5. Persistence on Host: For long-term access, the malware dropped a Python payload and registered it as a systemd service (T1543.002 - Create or Modify System Process: Systemd Service).

Impact Assessment

The business impact of this attack is severe. Trivy is a foundational security tool used by tens of thousands of organizations to scan for vulnerabilities in code, containers, and infrastructure-as-code. By compromising the scanner itself, the attackers have created a trusted channel into the heart of sensitive development environments.

• Widespread Credential Compromise: Any organization that ran the malicious Trivy versions must assume that all secrets accessible to their CI/CD pipelines have been stolen. This includes AWS/GCP/Azure keys, database credentials, third-party API tokens, and SSH keys.
• Loss of Trust: The incident erodes trust in the open-source software supply chain and in automated security tooling. Organizations will need to invest heavily in verifying the integrity of the tools they use.
• Remediation Costs: The cost of rotating every potentially compromised secret, auditing logs for malicious activity, and investigating potential downstream breaches will be substantial for affected companies.
• Operational Disruption: The immediate need to halt pipelines, investigate, and remediate will cause significant disruption to software development and deployment schedules.
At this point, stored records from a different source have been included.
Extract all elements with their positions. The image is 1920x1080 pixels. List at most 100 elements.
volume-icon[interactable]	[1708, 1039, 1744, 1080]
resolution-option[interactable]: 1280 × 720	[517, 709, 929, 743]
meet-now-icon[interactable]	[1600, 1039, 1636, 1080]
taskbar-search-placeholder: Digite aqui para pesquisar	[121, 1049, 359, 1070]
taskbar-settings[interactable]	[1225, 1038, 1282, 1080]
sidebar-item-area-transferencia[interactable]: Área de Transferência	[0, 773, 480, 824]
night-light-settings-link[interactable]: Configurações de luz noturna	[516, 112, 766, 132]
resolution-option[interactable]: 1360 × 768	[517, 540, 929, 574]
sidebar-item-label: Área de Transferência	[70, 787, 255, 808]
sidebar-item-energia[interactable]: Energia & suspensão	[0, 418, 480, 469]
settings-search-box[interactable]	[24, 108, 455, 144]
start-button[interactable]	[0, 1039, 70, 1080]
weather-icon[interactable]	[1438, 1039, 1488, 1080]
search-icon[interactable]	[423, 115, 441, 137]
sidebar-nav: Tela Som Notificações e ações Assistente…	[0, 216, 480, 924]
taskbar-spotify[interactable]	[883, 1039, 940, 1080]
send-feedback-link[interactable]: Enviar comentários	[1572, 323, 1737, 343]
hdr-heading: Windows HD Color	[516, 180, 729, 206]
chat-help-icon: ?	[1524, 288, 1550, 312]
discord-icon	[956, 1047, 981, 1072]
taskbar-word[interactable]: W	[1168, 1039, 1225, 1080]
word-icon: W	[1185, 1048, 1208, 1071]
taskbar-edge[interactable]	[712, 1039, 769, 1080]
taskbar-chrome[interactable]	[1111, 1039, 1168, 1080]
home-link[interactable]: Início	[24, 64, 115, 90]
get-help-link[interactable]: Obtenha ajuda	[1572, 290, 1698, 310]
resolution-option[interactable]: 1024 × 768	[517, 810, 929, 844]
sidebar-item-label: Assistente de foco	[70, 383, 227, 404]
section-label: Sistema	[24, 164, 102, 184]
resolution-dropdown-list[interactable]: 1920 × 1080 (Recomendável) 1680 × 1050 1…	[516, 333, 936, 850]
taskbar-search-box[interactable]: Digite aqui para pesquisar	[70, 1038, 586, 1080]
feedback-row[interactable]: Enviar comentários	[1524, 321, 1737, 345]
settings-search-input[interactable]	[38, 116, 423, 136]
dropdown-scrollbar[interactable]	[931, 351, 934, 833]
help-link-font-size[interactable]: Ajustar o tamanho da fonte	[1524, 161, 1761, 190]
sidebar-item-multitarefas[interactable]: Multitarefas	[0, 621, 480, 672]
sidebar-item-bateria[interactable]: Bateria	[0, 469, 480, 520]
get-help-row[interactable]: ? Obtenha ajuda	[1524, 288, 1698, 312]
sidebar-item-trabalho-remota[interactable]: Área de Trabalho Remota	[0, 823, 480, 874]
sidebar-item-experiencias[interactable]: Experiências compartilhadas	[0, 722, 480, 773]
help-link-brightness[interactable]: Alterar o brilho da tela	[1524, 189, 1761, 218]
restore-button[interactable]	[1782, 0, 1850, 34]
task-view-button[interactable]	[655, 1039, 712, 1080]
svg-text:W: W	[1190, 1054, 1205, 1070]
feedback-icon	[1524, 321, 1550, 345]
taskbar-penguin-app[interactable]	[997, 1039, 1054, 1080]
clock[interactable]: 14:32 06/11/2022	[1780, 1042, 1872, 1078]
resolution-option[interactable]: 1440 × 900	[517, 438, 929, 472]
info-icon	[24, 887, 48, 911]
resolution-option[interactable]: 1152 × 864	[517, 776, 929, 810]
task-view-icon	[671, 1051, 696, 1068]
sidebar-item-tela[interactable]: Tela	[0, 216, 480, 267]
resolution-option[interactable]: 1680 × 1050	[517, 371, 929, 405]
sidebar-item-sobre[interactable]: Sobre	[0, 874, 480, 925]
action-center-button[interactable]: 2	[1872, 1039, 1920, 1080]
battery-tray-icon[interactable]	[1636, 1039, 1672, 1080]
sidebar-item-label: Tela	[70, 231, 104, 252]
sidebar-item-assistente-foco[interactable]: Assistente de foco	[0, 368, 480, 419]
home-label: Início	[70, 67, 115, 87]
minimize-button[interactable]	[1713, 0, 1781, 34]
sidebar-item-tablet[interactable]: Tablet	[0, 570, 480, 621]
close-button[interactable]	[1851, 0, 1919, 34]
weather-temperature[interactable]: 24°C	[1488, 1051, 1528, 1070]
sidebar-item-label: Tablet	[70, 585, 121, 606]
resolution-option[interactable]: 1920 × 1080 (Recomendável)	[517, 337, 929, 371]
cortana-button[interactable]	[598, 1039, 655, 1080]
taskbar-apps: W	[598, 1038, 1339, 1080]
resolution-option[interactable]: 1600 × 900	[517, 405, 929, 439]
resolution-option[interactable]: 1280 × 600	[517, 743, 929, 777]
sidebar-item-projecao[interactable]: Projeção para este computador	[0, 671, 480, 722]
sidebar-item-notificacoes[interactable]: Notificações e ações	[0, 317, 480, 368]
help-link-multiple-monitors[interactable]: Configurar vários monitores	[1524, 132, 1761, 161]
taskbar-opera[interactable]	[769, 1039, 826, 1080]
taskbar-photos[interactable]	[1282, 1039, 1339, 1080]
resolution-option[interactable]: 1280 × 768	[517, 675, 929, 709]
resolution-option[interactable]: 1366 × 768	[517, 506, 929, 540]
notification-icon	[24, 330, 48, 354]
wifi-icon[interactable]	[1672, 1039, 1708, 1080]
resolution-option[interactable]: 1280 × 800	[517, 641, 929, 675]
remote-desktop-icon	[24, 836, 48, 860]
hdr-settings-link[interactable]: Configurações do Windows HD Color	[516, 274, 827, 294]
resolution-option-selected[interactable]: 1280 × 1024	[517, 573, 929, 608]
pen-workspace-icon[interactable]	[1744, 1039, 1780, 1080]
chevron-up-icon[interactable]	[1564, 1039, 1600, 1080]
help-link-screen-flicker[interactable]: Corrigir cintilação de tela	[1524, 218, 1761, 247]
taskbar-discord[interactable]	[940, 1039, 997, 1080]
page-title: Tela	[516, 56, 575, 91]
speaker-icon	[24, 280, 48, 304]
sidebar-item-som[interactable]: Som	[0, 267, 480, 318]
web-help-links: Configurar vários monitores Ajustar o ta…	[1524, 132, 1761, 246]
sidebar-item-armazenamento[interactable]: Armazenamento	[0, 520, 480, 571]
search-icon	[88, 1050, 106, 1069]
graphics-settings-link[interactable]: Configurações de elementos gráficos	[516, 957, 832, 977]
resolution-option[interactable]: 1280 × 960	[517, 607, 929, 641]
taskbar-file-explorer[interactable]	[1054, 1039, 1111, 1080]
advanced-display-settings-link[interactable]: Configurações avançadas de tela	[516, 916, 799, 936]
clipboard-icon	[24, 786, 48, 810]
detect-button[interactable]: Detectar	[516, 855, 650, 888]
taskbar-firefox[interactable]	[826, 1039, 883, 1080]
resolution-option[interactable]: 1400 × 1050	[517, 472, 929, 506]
Cyber Observables for Detection

Security teams should hunt for the following indicators:

Detection & Response

• Immediate Action: Identify all workflows using aquasecurity/trivy-action or aquasecurity/setup-trivy. Check logs to see if they ran between March 19 and March 21, 2026. Pin actions to a specific commit SHA of a known-good version (e.g., aquasecurity/trivy-action@<commit_sha>) rather than a floating tag.
• SIEM/EDR: Create detection rules for the observables listed above. Monitor for processes on CI/CD runners accessing credential stores or making unexpected network connections. Use D3FEND Network Traffic Analysis (D3-NTA) to baseline normal runner behavior and alert on deviations.
• GitHub Security: Implement repository rules that require signed commits and prevent force pushes to version tags. Use GitHub's audit log to monitor for suspicious activity from service accounts. Enable dependency review to scrutinize changes in Actions.
• Incident Response: If a compromised version was run, trigger a full-scale incident response. Immediately revoke all secrets, keys, and tokens accessible to the pipeline. Scan all cloud environments for unauthorized resources or configuration changes. Review code repositories for unauthorized commits.

Mitigation

• Atomic Credential Rotation: When revoking credentials, ensure the process is atomic. First, create the new credential. Second, deploy the new credential to all services that need it. Third, revoke the old credential. This prevents a window where an attacker with the old credential can request a new one.
• Principle of Least Privilege: CI/CD jobs should only have access to the secrets they absolutely need for that specific task. Use short-lived, dynamically generated tokens instead of long-lived static secrets. Reference D3FEND User Account Permissions (D3-UAP).
• Supply Chain Security: Use tools like Sigstore to verify the signatures of software artifacts and container images. Pin GitHub Actions to specific commit SHAs, not mutable tags. Implement policies that restrict which third-party Actions can be used in your organization. This aligns with D3FEND Software Update (D3-SU) principles, but applied to CI/CD components.
• Harden CI/CD Runners: Restrict sudo access on runners. Implement network egress filtering to allow connections only to approved endpoints. Monitor runner process activity and network traffic for anomalies.